Ich konnte mir denken, dass das Wort Symphonie hier etwas wie Symbiose meinte. Trotzdem trat mir ein großes Orchester vor Augen mit Jehova am Dirigentenpult, in schwarzem Frack und mit blutverschmiertem Mund ...

»Dass Glamour eine Maskerade ist, sehe ich noch ein«, teilte ich meine Überlegungen mit. »Aber wieso lässt sich dasselbe vom Diskurs behaupten?«

Jehova schloss die Augen und sah nun aus wie Jedi-Meister Yoda.
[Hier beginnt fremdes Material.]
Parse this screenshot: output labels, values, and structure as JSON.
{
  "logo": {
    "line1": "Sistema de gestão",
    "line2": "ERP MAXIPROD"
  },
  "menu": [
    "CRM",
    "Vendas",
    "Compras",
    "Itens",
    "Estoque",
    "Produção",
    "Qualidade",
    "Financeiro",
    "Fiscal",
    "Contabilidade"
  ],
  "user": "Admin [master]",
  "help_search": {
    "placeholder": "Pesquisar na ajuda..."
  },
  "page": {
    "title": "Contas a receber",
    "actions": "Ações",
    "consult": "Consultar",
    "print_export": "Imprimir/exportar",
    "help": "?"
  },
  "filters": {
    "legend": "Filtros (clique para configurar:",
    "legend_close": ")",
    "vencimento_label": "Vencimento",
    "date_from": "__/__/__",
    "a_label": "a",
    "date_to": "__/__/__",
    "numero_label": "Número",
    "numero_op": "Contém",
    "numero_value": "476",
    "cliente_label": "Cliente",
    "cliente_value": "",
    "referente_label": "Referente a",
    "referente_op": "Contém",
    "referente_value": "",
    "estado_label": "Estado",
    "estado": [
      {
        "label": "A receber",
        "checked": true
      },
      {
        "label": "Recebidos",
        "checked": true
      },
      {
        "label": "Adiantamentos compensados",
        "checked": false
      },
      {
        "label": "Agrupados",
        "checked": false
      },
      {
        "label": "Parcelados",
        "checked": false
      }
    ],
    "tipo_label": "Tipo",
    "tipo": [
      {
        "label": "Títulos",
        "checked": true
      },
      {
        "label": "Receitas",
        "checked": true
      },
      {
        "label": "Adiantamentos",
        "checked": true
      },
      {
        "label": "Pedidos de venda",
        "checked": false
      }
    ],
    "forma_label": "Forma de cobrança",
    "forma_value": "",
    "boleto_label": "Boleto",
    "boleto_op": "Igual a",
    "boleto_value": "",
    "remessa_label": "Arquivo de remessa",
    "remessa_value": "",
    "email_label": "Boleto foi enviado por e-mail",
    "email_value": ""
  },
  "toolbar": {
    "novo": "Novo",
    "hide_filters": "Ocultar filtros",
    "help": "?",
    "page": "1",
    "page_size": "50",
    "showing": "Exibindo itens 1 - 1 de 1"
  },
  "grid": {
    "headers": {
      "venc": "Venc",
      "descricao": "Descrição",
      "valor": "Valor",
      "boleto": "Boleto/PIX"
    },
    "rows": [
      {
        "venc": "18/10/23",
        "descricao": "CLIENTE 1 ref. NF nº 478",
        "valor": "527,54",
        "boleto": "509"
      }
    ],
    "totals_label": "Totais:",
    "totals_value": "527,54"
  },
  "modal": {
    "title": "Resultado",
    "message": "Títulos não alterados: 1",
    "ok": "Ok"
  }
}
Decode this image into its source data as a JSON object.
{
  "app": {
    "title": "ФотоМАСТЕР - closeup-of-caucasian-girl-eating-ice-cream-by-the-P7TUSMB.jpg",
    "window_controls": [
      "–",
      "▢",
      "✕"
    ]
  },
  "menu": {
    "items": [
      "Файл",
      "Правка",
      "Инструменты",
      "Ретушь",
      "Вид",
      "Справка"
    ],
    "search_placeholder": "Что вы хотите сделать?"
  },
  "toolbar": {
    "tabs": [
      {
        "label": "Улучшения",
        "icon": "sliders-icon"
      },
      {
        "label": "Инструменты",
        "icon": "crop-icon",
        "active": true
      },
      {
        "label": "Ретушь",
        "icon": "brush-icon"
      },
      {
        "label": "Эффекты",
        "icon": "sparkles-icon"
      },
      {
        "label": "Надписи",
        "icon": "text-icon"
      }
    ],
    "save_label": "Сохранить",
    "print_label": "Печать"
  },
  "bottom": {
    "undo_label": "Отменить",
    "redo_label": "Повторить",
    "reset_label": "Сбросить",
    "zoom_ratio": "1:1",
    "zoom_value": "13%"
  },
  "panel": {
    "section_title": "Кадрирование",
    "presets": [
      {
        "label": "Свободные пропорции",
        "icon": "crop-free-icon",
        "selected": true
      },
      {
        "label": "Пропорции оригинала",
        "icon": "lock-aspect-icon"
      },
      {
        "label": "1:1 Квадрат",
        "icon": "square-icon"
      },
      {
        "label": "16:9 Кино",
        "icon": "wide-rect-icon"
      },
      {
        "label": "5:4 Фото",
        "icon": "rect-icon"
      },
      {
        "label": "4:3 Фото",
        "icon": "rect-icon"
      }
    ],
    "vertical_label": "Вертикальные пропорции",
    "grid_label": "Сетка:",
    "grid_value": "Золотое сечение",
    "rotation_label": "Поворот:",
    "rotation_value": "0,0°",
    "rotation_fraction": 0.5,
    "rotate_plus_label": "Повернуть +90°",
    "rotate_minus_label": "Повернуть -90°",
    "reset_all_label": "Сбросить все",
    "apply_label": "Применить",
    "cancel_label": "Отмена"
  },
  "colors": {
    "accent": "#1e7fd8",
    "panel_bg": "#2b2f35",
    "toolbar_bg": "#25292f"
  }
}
»Im Mittelalter hat keiner etwas von Amerika geahnt«, sagte er. »Es musste nicht getarnt werden, weil keiner auf die Idee kam, danach zu suchen. Das ist die allerbeste Tarnung. Wenn wir irgendein Objekt vor den Menschen verstecken wollen, müssen wir nur dafür sorgen, dass keiner daran denkt. Zu diesem Zweck müssen wir das menschliche Denken beaufsichtigen, den Diskurs kontrollieren. Die Diskurshoheit besitzt, wer die Grenzen vorgibt. Sind die Grenzen erst einmal gezogen, kann man dahinter eine ganze Welt verbergen. In der befindest du dich jetzt. Gib zu, dass die Welt der Vampire nicht übel maskiert ist.«

Ich nickte.

»Außerdem«, fuhr Jehova fort, »betreibt der Diskurs auch Tarnung durch Magie. Ein Beispiel. Kein Mensch wird bestreiten, dass viel böses Unheil in der Welt ist, oder?«

»Wohl kaum.«

»Aber wo genau das Böse seine Quelle hat, darüber streiten die Zeitungen tagtäglich! Das ist eines der großen Phänomene dieser Welt, denn eigentlich müsste der Mensch in der Lage sein, das Böse seiner Natur nach zu erfassen, er hat einen Instinkt dafür, der keine Erläuterungen braucht. Dass ihm das Böse trotzdem unbegreiflich vorkommt, ist ein faustdicker magischer Akt.«

»Stimmt«, sagte ich düster. »Da ist was dran.«

»Der Diskurs ist wie ein Stacheldraht, der unter Strom steht. Nicht der Körper kriegt bei Berührung den Schlag, sondern der Geist. Der Diskurs trennt das Territorium, das man nicht betreten darf, von dem, das man nicht verlassen darf.«

»Und was ist das für ein Territorium, das man nicht verlassen darf?«

»Na, was schon. Der Glamour! Schlag ein beliebiges Hochglanzmagazin auf und schau hin. In der Mitte Glamour, und an den Rändern Diskurs. Oder umgekehrt. Der Glamour ist entweder von Diskurs umgeben oder von gar nichts, und für den Menschen gibt es kein Entrinnen: Wo nichts ist, kann er sich nur langweilen, und im Diskurs bleibt er stecken. Muss er eben den Glamour breittreten.«

»Und was bringt das?«

»Der Glamour hat noch eine weitere Funktion, über die wir noch nicht gesprochen haben«, erwiderte Jehova. »Für Vampire ist es die allerwichtigste. Aber darüber zu reden wäre noch zu früh. Davon erfährst du nach dem Großen Sündenfall.«

»Aha. Und wann passiert der?«

Schweigen war die Antwort.

So verwandelte ich mich Schritt für Schritt, Schluck für Schluck in einen kulturell avancierten Metrosexuellen - bereit, in das Herz der Finsternis abzutauchen.